According to the minister, the government doesn't want to burden people, but that the 'IMF wants to steer us in a different direction.'
The lawmaker highlighted that the country was up against tough times. "The situation is extraordinary and it calls for efforts in unison," she stressed.
Pasha added that the government was fully cognisant of the situation and in process of engaging the IMF.
"The notion that we do not have a crisis-management plan at work is false," she maintained.
According to a report, Pakistan is facing existential multi-dimensional crises of politics and economy with a highly dysfunctional state. It is about much more than democracy and debt. Short-term fixes and political engineering may not work this time. The country needs a radical break from the past policies but nobody wants to do it.
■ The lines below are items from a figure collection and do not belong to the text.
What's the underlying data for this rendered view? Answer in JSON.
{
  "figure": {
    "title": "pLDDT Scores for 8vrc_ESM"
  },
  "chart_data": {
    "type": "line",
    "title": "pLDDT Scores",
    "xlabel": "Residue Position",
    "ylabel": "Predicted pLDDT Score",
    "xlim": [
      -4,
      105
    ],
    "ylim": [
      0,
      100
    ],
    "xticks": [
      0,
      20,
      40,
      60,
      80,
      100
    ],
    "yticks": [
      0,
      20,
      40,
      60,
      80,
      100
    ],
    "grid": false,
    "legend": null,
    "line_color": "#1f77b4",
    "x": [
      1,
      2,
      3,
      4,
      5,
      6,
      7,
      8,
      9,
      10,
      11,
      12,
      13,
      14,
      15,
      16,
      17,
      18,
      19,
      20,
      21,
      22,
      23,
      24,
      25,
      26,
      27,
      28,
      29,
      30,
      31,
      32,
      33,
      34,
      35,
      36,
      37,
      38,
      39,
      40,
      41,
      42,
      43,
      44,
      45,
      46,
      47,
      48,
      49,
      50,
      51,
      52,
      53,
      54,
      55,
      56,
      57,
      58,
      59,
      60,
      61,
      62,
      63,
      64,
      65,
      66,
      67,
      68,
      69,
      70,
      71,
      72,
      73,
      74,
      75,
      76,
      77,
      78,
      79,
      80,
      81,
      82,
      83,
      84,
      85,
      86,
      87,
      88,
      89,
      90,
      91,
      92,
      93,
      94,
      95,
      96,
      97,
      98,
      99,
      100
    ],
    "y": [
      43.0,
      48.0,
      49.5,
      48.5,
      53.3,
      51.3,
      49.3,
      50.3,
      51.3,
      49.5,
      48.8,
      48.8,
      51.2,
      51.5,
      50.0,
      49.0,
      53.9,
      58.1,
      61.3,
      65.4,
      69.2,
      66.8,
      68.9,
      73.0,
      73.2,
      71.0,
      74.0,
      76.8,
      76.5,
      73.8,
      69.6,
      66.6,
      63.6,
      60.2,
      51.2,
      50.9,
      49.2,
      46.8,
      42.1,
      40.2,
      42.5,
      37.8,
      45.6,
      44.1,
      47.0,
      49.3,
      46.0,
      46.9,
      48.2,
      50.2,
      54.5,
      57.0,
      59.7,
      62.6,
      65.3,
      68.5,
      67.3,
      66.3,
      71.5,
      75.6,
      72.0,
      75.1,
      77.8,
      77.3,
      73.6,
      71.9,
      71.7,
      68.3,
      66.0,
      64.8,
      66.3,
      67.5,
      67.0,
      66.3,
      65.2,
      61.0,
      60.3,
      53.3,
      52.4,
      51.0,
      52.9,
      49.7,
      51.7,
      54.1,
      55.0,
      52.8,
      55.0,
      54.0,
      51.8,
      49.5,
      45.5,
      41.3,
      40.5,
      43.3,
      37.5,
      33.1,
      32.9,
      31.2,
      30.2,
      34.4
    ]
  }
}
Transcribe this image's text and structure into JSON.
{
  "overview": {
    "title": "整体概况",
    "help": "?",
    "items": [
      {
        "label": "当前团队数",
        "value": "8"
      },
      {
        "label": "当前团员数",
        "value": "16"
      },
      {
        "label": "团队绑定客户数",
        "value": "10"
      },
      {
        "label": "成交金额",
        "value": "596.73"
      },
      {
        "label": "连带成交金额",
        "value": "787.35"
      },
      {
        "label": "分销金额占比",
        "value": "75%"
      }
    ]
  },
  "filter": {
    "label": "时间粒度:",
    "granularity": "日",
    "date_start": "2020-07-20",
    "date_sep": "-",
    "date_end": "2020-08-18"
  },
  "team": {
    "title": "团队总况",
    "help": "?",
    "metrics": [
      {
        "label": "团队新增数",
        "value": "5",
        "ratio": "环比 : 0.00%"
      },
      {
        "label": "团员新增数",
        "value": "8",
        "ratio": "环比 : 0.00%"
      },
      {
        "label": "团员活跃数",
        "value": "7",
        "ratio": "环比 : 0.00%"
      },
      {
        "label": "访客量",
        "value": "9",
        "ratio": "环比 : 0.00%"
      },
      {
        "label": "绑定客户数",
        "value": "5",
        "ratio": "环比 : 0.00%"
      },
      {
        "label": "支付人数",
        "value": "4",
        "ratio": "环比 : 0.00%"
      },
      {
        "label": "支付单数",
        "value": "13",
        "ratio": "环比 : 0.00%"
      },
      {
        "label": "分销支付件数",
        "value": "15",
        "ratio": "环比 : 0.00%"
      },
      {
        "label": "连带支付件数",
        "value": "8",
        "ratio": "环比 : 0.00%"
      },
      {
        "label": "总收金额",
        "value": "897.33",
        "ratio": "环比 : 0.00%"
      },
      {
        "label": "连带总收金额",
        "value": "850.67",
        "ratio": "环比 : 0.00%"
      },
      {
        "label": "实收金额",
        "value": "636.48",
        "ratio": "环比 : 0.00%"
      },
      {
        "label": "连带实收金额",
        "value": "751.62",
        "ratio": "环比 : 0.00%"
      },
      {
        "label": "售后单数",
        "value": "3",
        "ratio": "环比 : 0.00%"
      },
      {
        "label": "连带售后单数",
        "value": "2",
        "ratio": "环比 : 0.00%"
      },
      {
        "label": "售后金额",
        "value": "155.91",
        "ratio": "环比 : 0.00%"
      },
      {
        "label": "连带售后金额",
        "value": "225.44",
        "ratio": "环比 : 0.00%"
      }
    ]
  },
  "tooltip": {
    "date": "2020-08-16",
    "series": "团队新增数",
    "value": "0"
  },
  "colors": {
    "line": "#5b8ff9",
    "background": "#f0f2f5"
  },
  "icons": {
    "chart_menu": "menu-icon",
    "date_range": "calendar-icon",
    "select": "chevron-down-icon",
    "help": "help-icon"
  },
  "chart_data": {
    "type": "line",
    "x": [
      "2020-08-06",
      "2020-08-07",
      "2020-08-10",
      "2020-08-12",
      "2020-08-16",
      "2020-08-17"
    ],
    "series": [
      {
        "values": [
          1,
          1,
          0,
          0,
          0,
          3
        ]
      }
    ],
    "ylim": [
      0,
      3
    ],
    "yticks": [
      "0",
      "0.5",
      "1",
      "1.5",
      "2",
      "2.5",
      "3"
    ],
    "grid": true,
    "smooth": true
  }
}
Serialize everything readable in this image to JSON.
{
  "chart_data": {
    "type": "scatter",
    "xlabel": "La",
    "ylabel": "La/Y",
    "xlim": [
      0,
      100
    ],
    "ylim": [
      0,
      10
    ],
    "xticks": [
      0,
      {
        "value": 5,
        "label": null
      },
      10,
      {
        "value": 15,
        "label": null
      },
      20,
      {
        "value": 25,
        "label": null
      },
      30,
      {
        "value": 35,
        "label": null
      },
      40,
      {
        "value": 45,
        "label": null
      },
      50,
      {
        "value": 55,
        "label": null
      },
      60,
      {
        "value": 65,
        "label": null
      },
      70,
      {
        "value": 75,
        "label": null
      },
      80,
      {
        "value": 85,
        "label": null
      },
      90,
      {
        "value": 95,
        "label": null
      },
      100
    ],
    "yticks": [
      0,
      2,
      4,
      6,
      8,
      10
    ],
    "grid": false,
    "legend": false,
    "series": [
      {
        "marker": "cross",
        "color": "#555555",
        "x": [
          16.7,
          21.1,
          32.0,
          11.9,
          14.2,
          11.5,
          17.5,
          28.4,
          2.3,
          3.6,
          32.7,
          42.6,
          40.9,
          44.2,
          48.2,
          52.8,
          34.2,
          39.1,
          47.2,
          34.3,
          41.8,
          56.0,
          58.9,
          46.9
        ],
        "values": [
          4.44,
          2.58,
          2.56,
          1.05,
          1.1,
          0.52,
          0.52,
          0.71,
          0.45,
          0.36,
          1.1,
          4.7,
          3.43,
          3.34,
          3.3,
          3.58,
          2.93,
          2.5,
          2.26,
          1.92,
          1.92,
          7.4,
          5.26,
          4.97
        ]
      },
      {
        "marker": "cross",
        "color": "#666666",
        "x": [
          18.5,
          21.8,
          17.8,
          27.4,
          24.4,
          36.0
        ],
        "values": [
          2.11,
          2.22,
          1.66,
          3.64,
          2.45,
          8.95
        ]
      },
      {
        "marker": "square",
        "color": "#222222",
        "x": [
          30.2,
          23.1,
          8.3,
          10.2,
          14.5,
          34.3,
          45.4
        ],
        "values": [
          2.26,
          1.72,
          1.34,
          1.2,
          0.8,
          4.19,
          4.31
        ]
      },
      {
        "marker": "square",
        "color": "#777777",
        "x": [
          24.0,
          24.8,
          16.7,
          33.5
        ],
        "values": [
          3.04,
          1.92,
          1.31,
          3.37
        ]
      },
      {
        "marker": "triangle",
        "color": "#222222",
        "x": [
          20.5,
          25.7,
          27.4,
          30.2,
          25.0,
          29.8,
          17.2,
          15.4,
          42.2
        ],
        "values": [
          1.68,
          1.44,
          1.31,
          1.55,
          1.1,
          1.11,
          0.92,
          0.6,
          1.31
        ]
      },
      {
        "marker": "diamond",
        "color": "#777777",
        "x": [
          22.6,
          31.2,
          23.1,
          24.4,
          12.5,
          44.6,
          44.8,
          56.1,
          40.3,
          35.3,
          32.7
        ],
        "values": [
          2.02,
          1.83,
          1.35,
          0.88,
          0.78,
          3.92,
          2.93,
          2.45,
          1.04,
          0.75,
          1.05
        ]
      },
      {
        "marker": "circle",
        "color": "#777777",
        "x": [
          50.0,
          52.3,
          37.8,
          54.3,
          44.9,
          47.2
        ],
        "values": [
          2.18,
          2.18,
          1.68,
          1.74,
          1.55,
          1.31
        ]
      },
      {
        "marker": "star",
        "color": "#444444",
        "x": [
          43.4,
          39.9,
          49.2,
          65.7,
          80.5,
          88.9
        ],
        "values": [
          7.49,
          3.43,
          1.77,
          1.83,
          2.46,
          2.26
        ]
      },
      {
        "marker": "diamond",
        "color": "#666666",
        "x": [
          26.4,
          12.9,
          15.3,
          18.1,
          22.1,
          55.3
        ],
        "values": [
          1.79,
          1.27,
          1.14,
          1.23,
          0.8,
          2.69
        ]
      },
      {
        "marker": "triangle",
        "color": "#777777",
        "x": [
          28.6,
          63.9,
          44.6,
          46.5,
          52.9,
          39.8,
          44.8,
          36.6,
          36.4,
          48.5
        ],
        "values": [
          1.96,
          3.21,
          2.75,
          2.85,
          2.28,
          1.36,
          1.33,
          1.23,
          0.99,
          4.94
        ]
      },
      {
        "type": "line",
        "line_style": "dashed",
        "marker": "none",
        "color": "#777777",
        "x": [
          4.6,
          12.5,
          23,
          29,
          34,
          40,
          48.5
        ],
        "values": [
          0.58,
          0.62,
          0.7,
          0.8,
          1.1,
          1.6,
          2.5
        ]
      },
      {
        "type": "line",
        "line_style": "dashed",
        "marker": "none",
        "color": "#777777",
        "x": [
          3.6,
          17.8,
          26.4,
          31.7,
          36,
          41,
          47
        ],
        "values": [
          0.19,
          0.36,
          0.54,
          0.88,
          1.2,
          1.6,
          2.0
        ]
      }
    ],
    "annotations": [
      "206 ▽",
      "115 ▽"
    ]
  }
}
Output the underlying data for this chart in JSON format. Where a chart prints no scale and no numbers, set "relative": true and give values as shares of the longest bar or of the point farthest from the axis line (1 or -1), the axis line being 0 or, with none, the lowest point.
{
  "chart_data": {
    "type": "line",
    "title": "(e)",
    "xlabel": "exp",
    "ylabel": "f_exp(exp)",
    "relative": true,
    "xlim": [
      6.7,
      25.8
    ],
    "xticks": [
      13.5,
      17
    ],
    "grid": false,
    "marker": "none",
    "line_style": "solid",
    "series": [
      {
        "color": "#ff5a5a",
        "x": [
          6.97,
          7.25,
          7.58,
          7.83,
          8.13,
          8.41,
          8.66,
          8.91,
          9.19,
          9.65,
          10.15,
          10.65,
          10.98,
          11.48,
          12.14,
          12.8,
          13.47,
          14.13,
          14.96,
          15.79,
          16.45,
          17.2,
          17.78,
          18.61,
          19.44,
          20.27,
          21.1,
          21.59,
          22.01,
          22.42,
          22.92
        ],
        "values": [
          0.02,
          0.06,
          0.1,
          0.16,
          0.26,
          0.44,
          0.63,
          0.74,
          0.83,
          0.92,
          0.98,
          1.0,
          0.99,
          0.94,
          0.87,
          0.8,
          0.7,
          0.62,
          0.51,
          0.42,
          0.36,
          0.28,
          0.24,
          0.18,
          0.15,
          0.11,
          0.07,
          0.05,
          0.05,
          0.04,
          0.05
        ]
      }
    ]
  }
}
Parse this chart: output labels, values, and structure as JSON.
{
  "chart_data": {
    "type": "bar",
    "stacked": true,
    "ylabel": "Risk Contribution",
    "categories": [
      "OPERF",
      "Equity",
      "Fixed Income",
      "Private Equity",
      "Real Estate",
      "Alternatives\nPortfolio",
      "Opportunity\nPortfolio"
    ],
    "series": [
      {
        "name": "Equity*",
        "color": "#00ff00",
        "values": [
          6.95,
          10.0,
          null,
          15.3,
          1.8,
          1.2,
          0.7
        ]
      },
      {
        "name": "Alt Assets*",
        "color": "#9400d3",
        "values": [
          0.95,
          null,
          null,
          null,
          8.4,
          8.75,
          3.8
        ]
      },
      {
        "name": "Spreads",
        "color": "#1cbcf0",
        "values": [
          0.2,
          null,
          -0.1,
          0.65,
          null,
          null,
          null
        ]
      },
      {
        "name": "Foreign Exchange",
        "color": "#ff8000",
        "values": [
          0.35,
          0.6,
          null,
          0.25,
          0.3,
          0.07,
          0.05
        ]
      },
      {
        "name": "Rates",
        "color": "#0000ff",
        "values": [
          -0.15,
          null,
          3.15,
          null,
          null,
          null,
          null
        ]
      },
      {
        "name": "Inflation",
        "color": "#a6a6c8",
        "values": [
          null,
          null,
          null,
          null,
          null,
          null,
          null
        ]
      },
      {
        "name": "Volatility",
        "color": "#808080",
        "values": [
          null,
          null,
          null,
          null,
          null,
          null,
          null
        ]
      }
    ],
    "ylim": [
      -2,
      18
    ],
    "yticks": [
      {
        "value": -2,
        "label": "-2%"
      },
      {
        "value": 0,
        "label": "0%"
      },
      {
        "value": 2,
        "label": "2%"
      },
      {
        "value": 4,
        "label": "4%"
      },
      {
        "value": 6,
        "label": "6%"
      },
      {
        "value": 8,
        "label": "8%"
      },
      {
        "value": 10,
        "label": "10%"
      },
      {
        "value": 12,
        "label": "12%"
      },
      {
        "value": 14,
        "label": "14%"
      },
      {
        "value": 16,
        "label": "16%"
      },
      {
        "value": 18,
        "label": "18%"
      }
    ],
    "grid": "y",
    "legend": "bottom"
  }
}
Hence Pakistan could sink deeper into the quagmire especially if the IMF programme is not resumed within the next few weeks. There is no sign that the talks with the IMF are going to start soon as was previously indicated by the prime minister.
The government projected around $10 billion of pledges made at the Geneva Climate Conference of Pakistan’s donors as a great success but 90 percent of those are in the form of project loans to be utilised over a period of time and hence unlikely to help with the immediate balance of payments crisis. Further, there is a big question mark on whether the lending institutions would disburse the loans without the resumption of the IMF programme.
Some believe Pakistan will muddle through the economic crisis because it is resilient, and has seen tougher times. This rear-view mindset is dangerous and based on flawed reasoning. I believe it will ultimately default, worse is yet to come. It is not like the past crises. Even during 1998-99, the track record of the current finance minister was nothing short of a disaster.